Wednesday, 28 March 2007

Anton Get Your Gun

I’ve always thought Chekhov was funny (and no, not because of that bit in Star Trek IV- The Voyage Home about “nuclear wessels” thank you very much, Mark. Oh, we’re going to have problems here), so, I’ve been taken aback a bit of late by a few reviews of Jonathan Miller’s production of The Cherry Orchard at the Crucible expressing surprise at just how funny it is. There seems to be a reluctance to allow big laughs and big emotions to live side by side. Maybe it’s just because the “classics” are expected to be po-faced, whereas Abigail’s Party and Arcadia say have permission to mix the tones up a bit.

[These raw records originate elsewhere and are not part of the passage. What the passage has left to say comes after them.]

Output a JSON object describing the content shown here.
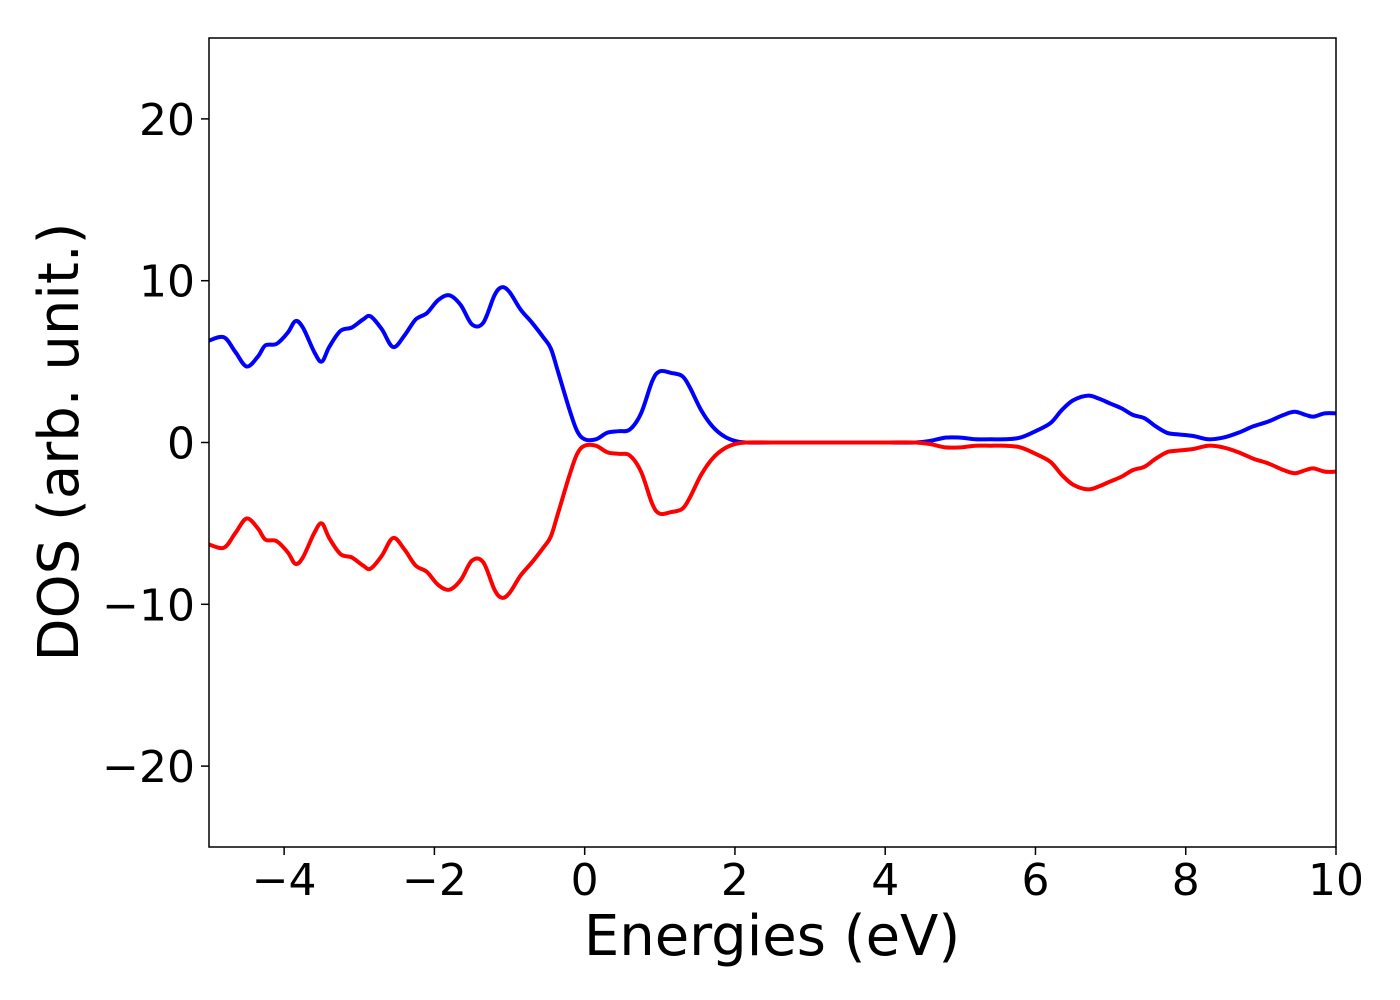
{
  "chart_data": {
    "type": "line",
    "title": "",
    "xlabel": "Energies (eV)",
    "ylabel": "DOS (arb. unit.)",
    "xlim": [
      -5,
      10
    ],
    "ylim": [
      -25,
      25
    ],
    "xticks": [
      -4,
      -2,
      0,
      2,
      4,
      6,
      8,
      10
    ],
    "xtick_labels": [
      "−4",
      "−2",
      "0",
      "2",
      "4",
      "6",
      "8",
      "10"
    ],
    "yticks": [
      -20,
      -10,
      0,
      10,
      20
    ],
    "ytick_labels": [
      "−20",
      "−10",
      "0",
      "10",
      "20"
    ],
    "grid": false,
    "series": [
      {
        "color": "#0000ff",
        "points": [
          [
            -5.0,
            6.3
          ],
          [
            -4.8,
            6.5
          ],
          [
            -4.65,
            5.6
          ],
          [
            -4.5,
            4.7
          ],
          [
            -4.35,
            5.3
          ],
          [
            -4.25,
            6.0
          ],
          [
            -4.1,
            6.1
          ],
          [
            -3.95,
            6.8
          ],
          [
            -3.85,
            7.5
          ],
          [
            -3.75,
            7.1
          ],
          [
            -3.6,
            5.6
          ],
          [
            -3.5,
            5.0
          ],
          [
            -3.4,
            5.9
          ],
          [
            -3.25,
            6.9
          ],
          [
            -3.1,
            7.1
          ],
          [
            -2.95,
            7.6
          ],
          [
            -2.85,
            7.8
          ],
          [
            -2.7,
            7.0
          ],
          [
            -2.55,
            5.9
          ],
          [
            -2.4,
            6.6
          ],
          [
            -2.25,
            7.6
          ],
          [
            -2.1,
            8.0
          ],
          [
            -1.95,
            8.8
          ],
          [
            -1.8,
            9.1
          ],
          [
            -1.65,
            8.5
          ],
          [
            -1.5,
            7.3
          ],
          [
            -1.35,
            7.4
          ],
          [
            -1.2,
            9.1
          ],
          [
            -1.1,
            9.6
          ],
          [
            -1.0,
            9.3
          ],
          [
            -0.85,
            8.2
          ],
          [
            -0.7,
            7.4
          ],
          [
            -0.55,
            6.5
          ],
          [
            -0.45,
            5.8
          ],
          [
            -0.35,
            4.3
          ],
          [
            -0.2,
            2.0
          ],
          [
            -0.1,
            0.7
          ],
          [
            0.0,
            0.2
          ],
          [
            0.15,
            0.2
          ],
          [
            0.3,
            0.6
          ],
          [
            0.45,
            0.7
          ],
          [
            0.6,
            0.8
          ],
          [
            0.75,
            1.8
          ],
          [
            0.9,
            3.8
          ],
          [
            1.0,
            4.4
          ],
          [
            1.15,
            4.3
          ],
          [
            1.3,
            4.1
          ],
          [
            1.4,
            3.4
          ],
          [
            1.55,
            2.0
          ],
          [
            1.7,
            1.0
          ],
          [
            1.85,
            0.4
          ],
          [
            2.0,
            0.1
          ],
          [
            2.15,
            0.0
          ],
          [
            2.5,
            0.0
          ],
          [
            3.0,
            0.0
          ],
          [
            3.5,
            0.0
          ],
          [
            4.0,
            0.0
          ],
          [
            4.4,
            0.0
          ],
          [
            4.6,
            0.1
          ],
          [
            4.8,
            0.3
          ],
          [
            5.0,
            0.3
          ],
          [
            5.2,
            0.2
          ],
          [
            5.4,
            0.2
          ],
          [
            5.6,
            0.2
          ],
          [
            5.8,
            0.3
          ],
          [
            6.0,
            0.7
          ],
          [
            6.2,
            1.2
          ],
          [
            6.35,
            2.0
          ],
          [
            6.5,
            2.6
          ],
          [
            6.7,
            2.9
          ],
          [
            6.85,
            2.7
          ],
          [
            7.0,
            2.4
          ],
          [
            7.15,
            2.1
          ],
          [
            7.3,
            1.7
          ],
          [
            7.45,
            1.5
          ],
          [
            7.6,
            1.0
          ],
          [
            7.75,
            0.6
          ],
          [
            7.9,
            0.5
          ],
          [
            8.1,
            0.4
          ],
          [
            8.3,
            0.2
          ],
          [
            8.5,
            0.3
          ],
          [
            8.7,
            0.6
          ],
          [
            8.9,
            1.0
          ],
          [
            9.1,
            1.3
          ],
          [
            9.3,
            1.7
          ],
          [
            9.45,
            1.9
          ],
          [
            9.6,
            1.7
          ],
          [
            9.7,
            1.6
          ],
          [
            9.85,
            1.8
          ],
          [
            10.0,
            1.8
          ]
        ]
      },
      {
        "color": "#ff0000",
        "points": [
          [
            -5.0,
            -6.3
          ],
          [
            -4.8,
            -6.5
          ],
          [
            -4.65,
            -5.6
          ],
          [
            -4.5,
            -4.7
          ],
          [
            -4.35,
            -5.3
          ],
          [
            -4.25,
            -6.0
          ],
          [
            -4.1,
            -6.1
          ],
          [
            -3.95,
            -6.8
          ],
          [
            -3.85,
            -7.5
          ],
          [
            -3.75,
            -7.1
          ],
          [
            -3.6,
            -5.6
          ],
          [
            -3.5,
            -5.0
          ],
          [
            -3.4,
            -5.9
          ],
          [
            -3.25,
            -6.9
          ],
          [
            -3.1,
            -7.1
          ],
          [
            -2.95,
            -7.6
          ],
          [
            -2.85,
            -7.8
          ],
          [
            -2.7,
            -7.0
          ],
          [
            -2.55,
            -5.9
          ],
          [
            -2.4,
            -6.6
          ],
          [
            -2.25,
            -7.6
          ],
          [
            -2.1,
            -8.0
          ],
          [
            -1.95,
            -8.8
          ],
          [
            -1.8,
            -9.1
          ],
          [
            -1.65,
            -8.5
          ],
          [
            -1.5,
            -7.3
          ],
          [
            -1.35,
            -7.4
          ],
          [
            -1.2,
            -9.1
          ],
          [
            -1.1,
            -9.6
          ],
          [
            -1.0,
            -9.3
          ],
          [
            -0.85,
            -8.2
          ],
          [
            -0.7,
            -7.4
          ],
          [
            -0.55,
            -6.5
          ],
          [
            -0.45,
            -5.8
          ],
          [
            -0.35,
            -4.3
          ],
          [
            -0.2,
            -2.0
          ],
          [
            -0.1,
            -0.7
          ],
          [
            0.0,
            -0.2
          ],
          [
            0.15,
            -0.2
          ],
          [
            0.3,
            -0.6
          ],
          [
            0.45,
            -0.7
          ],
          [
            0.6,
            -0.8
          ],
          [
            0.75,
            -1.8
          ],
          [
            0.9,
            -3.8
          ],
          [
            1.0,
            -4.4
          ],
          [
            1.15,
            -4.3
          ],
          [
            1.3,
            -4.1
          ],
          [
            1.4,
            -3.4
          ],
          [
            1.55,
            -2.0
          ],
          [
            1.7,
            -1.0
          ],
          [
            1.85,
            -0.4
          ],
          [
            2.0,
            -0.1
          ],
          [
            2.15,
            0.0
          ],
          [
            2.5,
            0.0
          ],
          [
            3.0,
            0.0
          ],
          [
            3.5,
            0.0
          ],
          [
            4.0,
            0.0
          ],
          [
            4.4,
            0.0
          ],
          [
            4.6,
            -0.1
          ],
          [
            4.8,
            -0.3
          ],
          [
            5.0,
            -0.3
          ],
          [
            5.2,
            -0.2
          ],
          [
            5.4,
            -0.2
          ],
          [
            5.6,
            -0.2
          ],
          [
            5.8,
            -0.3
          ],
          [
            6.0,
            -0.7
          ],
          [
            6.2,
            -1.2
          ],
          [
            6.35,
            -2.0
          ],
          [
            6.5,
            -2.6
          ],
          [
            6.7,
            -2.9
          ],
          [
            6.85,
            -2.7
          ],
          [
            7.0,
            -2.4
          ],
          [
            7.15,
            -2.1
          ],
          [
            7.3,
            -1.7
          ],
          [
            7.45,
            -1.5
          ],
          [
            7.6,
            -1.0
          ],
          [
            7.75,
            -0.6
          ],
          [
            7.9,
            -0.5
          ],
          [
            8.1,
            -0.4
          ],
          [
            8.3,
            -0.2
          ],
          [
            8.5,
            -0.3
          ],
          [
            8.7,
            -0.6
          ],
          [
            8.9,
            -1.0
          ],
          [
            9.1,
            -1.3
          ],
          [
            9.3,
            -1.7
          ],
          [
            9.45,
            -1.9
          ],
          [
            9.6,
            -1.7
          ],
          [
            9.7,
            -1.6
          ],
          [
            9.85,
            -1.8
          ],
          [
            10.0,
            -1.8
          ]
        ]
      }
    ]
  }
}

I often feel I’ve read a different version of Chekhov’s plays to everyone else, because they’re full of humour to me- sure, they end up sad as a rule, but hey, so did Tony Hancock, and people can still see the jokes there.
Actually, I sort of did read a different version of the plays to everyone else at university, because they all had brand spanking new Methuen translations and I had a second hand hardback from years back that was so old it called the author Tchekoff, honest, it really did, I've just checked.
It also got tricky in that my translations seemed almost always to use different names for the cast in stage directions (You know how in Russian literature everyone seems to have three names, a formal one, a pet one and their family name? It's fine when you're watching it, but a swine on the page).

Anyhow… I think Chekhov did far more gags than most people are prepared to admit, isn’t quite the grumpy old naturalist he’s often painted as (as a result of his connection with Stanislavski and the Moscow Arts Theatre), and is very keen on subverting the form he's working in.

Take the magic tricks in The Cherry Orchard- as written there’s a great big stage illusion making characters appear from thin air in Act 3 (the Crucible production plays it a deal more realistically). I think this is rather cheekily pushing the boundaries of what we'll accept in a play largely set in rooms that are unlikely to feature star trap doors under the floor, like the moment when one the characters on stage starts talking about a play he recently saw at the theatre, it draws attention to the play's theatricality.
There is also the business of Chekhov’s pistols (alright then Mark, "phasers", tsk).
Famously, Chekhov tells us that if the pistol is seen in Act 1, it should be used in Act 2. Except of course, he knows audiences are wise to this and in his later plays messes us about brilliantly.
The use of the pistol in Uncle Vanya is one of the greatest theatrical gags ever, I think- funny, sad, emotionally true and a knowing inversion of Chekhov’s earlier work and our expectations, and as for The Cherry Orchard pistol, well, he’s just being a cheeky sod, there.

He mucks about!

He’s also the only major dramatist I know of to make the comic boing of an elasticated rope snapping off stage into a symbol for something changing in the order of things.

Go and see the play if you get the chance (the chap who played Binro the Heretic’s in it, Mark).

2 comments:

Mark Michalowski said...

Now I'm hoping that you have at least one other friend called Mark otherwise I'll be mightily offend- ooh!! Binro!!!

Mxx

PS So how come that Golem story you were thinking about years ago isn't in the new Big Finish anthology about Prague, hmm?? There's no justice, is there?

IZP said...

I used to have another friend called Mark, but I annoyed him by sneering at his 'Star Trek' fannishness (I think he may even have had some of those rubbish new ones with the Katharine Hepburn impersonator, on VHS, shelves and display to boot).

I emailed the Prague editor as soon as I heard about the collection because the story (originally pitched at Simon Guerrier for his Christmas collection) seemed to be right in the collection's territory (Bohemia), but a) he probably thought I was mad, b) he already had all his planned submissions by then, c) I think already had stories that featured Kafka and the Golem.

I suspect he didn't have any stories that also featured the Capeks, the Good Soldier Svejk, Jaroslav Hasek and Good King Wenceslas/Poor Duke Vaclav meeting Mel and the 6th Doctor, and you know what I reckon he probably quite reasonably didn't want anything quite that silly in his collection!